Peace is a prerequisite for development. However, when development is lopsided, peace cannot be sustained. Punjab saw an insurgency, followed by peace, followed by prosperity, and now, disparity, leading to widespread frustration. If this simmering anger leads to the outbreak of a Naxal insurgency again, what are the options available to the government? Can the government stop this from happening? What is being done, and what can be done, to control the spread of Naxalism in Punjab?
After his arrest in September 2009 in New Delhi, Naxal leader Kobad Ghandy had admitted to conducting a recce in Punjab in 2006 and preparing a report suggesting that Punjab is ‘fertile ground to start a revolution’.
Punjab Police has information of latent Naxal activities beginning to take shape in the state, and with the arrest of some top Naxal leaders from the Red Corridor in Mansa, Barnala and Sangrur in 2010 and earlier this year, these fears have been confirmed. “The return of Naxalism to Punjab is at present in its preparatory stages; the Naxal leadership has started the process of establishing front organizations (17 so far) and mass protests against the government,” said a senior Punjab Police official. Reports suggest that Naxal district committees have been formed and they are now conducting recruitment drives and spreading the Maoist ideology in the state. Punjab DGP PS Gill has sounded an alert and the state government has requested the Centre to release a Rs120 crore special package to maintain law and order in the state.
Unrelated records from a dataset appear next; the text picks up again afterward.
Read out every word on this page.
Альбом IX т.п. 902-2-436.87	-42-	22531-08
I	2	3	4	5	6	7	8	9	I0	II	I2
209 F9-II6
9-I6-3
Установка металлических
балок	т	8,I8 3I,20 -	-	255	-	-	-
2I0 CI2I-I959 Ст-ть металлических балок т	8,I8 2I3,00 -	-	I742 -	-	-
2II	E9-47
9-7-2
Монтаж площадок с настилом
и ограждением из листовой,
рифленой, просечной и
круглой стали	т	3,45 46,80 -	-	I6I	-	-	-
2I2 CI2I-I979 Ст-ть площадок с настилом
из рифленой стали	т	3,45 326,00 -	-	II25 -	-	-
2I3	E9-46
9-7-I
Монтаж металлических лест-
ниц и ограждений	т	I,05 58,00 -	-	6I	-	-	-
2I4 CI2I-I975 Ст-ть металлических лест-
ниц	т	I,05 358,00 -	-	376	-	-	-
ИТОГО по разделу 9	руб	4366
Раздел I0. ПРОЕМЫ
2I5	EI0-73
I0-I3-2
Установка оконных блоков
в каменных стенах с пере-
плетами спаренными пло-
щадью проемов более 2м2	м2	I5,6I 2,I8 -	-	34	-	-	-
A Naxal Cell has also been set up in the state which is headed by an SP rank official and functions under the intelligence wing. Moreover, increasing evidence suggesting a resurgence of the Khalistan movement in the form of posters, t-shirts, mugs etc bearing Bindranwale’s photos; this has lead state authorities to worry about links between the Naxals and those sympathetic to the Khalistan movement.
Punjab has not developed in line with modern concepts of development. Over 75 per cent of the population in the state is rural and overly-dependent on agriculture. There is large-scale rural unemployment due to deteriorating land quality, and cyclical unemployment because of the extended gaps between farming seasons. Growth of family sizes remains unchanged despite land holdings becoming smaller. Interestingly, Punjab has the highest Dalit population in the country (almost 33 per cent of the total population). Dalits work as agricultural tenants and are ill-treated by the landowners. Moreover, the Green Revolution, which led to immense wealth for the farmers, has set standards of living for the population that has forced them into debt traps. Also, unlike Gujarat, Punjab’s proximity to Pakistan has limited the development of large or small-scale industries in the state due to various security concerns. Punjab’s situation, though better off than many other states, has been progressively declining year by year. The per capita income has reduced drastically in the last decade; state GDP growth rate has also slowed down.
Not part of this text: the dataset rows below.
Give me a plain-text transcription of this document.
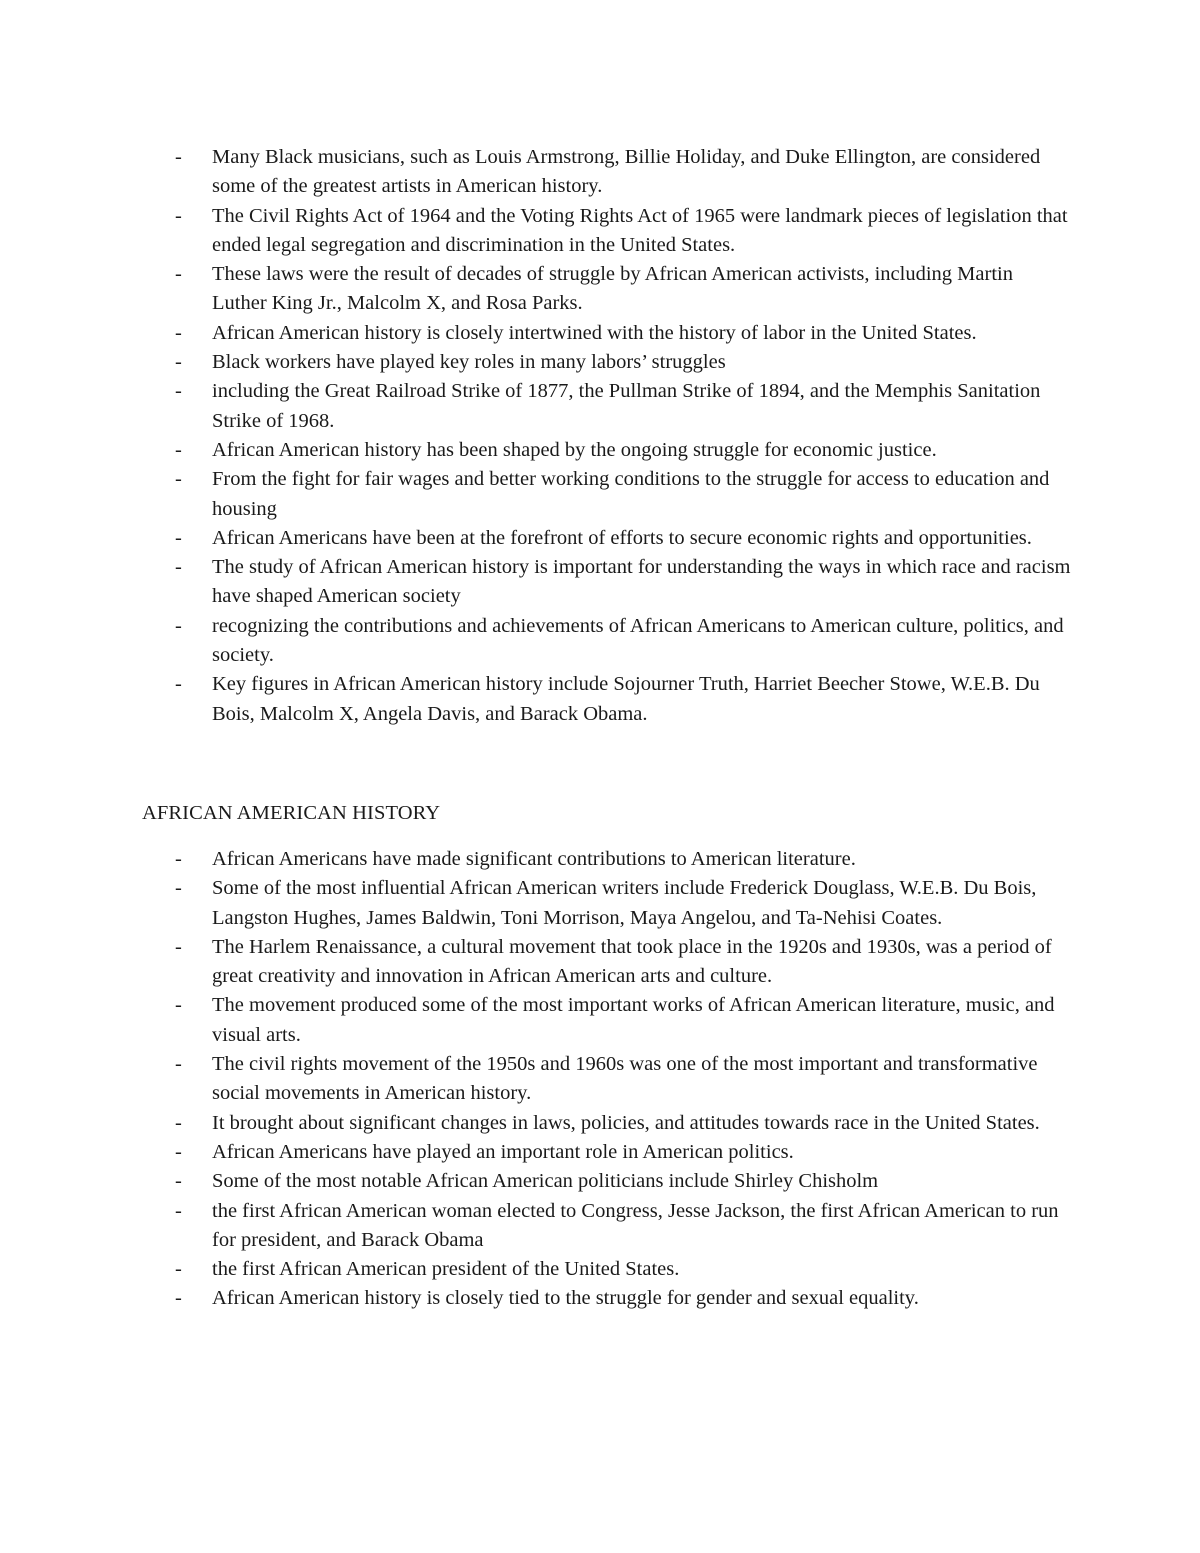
- Many Black musicians, such as Louis Armstrong, Billie Holiday, and Duke Ellington, are considered some of the greatest artists in American history.
- The Civil Rights Act of 1964 and the Voting Rights Act of 1965 were landmark pieces of legislation that ended legal segregation and discrimination in the United States.
- These laws were the result of decades of struggle by African American activists, including Martin Luther King Jr., Malcolm X, and Rosa Parks.
- African American history is closely intertwined with the history of labor in the United States.
- Black workers have played key roles in many labors’ struggles
- including the Great Railroad Strike of 1877, the Pullman Strike of 1894, and the Memphis Sanitation Strike of 1968.
- African American history has been shaped by the ongoing struggle for economic justice.
- From the fight for fair wages and better working conditions to the struggle for access to education and housing
- African Americans have been at the forefront of efforts to secure economic rights and opportunities.
- The study of African American history is important for understanding the ways in which race and racism have shaped American society
- recognizing the contributions and achievements of African Americans to American culture, politics, and society.
- Key figures in African American history include Sojourner Truth, Harriet Beecher Stowe, W.E.B. Du Bois, Malcolm X, Angela Davis, and Barack Obama.
AFRICAN AMERICAN HISTORY
- African Americans have made significant contributions to American literature.
- Some of the most influential African American writers include Frederick Douglass, W.E.B. Du Bois, Langston Hughes, James Baldwin, Toni Morrison, Maya Angelou, and Ta-Nehisi Coates.
- The Harlem Renaissance, a cultural movement that took place in the 1920s and 1930s, was a period of great creativity and innovation in African American arts and culture.
- The movement produced some of the most important works of African American literature, music, and visual arts.
- The civil rights movement of the 1950s and 1960s was one of the most important and transformative social movements in American history.
- It brought about significant changes in laws, policies, and attitudes towards race in the United States.
- African Americans have played an important role in American politics.
- Some of the most notable African American politicians include Shirley Chisholm
- the first African American woman elected to Congress, Jesse Jackson, the first African American to run for president, and Barack Obama
- the first African American president of the United States.
- African American history is closely tied to the struggle for gender and sexual equality.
In terms of agricultural reforms, farmers have no say in establishing the price of their produce. Moreover, landless peasants who perform the actual farming activities are getting the least returns. They are asking for the removal of middlemen from this process which has already been initiated in some other states. While landholdings in Punjab come under an 18 acre notified limit, there are combined family landholdings that have defeated the purpose of these ceiling laws. A focus on heavy industry in Punjab will help reduce the over-dependence on agriculture and generate round-the-year employment.
Punjab’s terrain is working to its advantage for now as in the absence of a hilly and thickly forested topography, chances of a guerilla warfare-like situation erupting are slim. Perhaps the Naxal leadership wishes to cultivate Punjab as a transit-planning centre, sympathizer base and hideout for Naxal cadres.
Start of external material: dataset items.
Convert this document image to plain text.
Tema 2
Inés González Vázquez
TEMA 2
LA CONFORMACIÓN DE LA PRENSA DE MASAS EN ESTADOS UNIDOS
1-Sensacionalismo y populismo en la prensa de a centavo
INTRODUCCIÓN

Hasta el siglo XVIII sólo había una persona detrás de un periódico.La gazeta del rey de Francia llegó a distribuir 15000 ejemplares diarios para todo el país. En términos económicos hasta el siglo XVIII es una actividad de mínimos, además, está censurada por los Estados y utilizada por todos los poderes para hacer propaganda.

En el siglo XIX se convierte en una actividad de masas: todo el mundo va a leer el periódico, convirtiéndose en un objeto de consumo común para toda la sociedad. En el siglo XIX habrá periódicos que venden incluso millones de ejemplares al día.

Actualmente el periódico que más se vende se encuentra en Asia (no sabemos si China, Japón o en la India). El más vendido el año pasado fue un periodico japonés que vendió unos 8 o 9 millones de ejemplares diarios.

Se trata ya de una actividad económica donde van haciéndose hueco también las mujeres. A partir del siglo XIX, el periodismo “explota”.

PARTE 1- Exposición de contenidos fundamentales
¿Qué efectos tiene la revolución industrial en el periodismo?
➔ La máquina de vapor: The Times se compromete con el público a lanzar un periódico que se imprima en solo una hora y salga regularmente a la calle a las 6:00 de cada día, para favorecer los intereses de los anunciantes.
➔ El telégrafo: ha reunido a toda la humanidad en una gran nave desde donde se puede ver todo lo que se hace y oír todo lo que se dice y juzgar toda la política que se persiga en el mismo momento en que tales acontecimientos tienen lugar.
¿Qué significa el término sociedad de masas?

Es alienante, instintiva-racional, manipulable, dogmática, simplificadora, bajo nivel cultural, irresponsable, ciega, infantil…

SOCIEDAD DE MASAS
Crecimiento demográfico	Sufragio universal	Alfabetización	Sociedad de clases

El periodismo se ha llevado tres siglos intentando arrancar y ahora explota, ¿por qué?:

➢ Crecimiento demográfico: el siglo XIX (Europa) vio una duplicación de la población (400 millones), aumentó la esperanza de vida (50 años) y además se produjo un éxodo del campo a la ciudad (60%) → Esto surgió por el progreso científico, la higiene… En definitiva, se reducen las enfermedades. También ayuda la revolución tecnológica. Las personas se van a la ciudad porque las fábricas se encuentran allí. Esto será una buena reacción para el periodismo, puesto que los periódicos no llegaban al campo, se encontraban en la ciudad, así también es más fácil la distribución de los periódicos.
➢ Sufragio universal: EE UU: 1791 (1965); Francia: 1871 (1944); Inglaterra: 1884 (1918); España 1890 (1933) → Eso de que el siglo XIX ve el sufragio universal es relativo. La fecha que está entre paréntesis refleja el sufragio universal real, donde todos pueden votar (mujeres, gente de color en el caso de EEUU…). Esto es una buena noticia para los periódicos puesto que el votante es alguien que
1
Punjab’s development problems are different from those in the Red Corridor. There is no problem relating to accessibility or communications. Instead, the problem is the growing frustration due to depleting resources and flawed development priorities. This requires allocation and implementation to be monitored to ensure the proper execution and remuneration of government schemes like MGNREGA and the Public Distribution System.
In any insurgency situation, the local police are the first to obtain information as they hail from the local villages. They need to be empowered and the Central Paramilitary Forces should only act as auxiliaries. A new law on the lines of the Maharashtra Control of Organized Crime Act, 1999 (MCOCA), specifically dealing with Naxalism along with strong preventive detention laws must be enacted.
Having faced insurgency once before, the state government is cognizant of the critical need for preemptive capacity-building rather than waiting for the insurgency to gain a foothold and then indulging in firefighting. However, this cognizance is only at the law and order and policing front and not on the developmental front. The government has to take comprehensive action which addresses not only the law and order problems posed by the Naxal threat, but also socio-economic development to ensure that a holistic solution is found.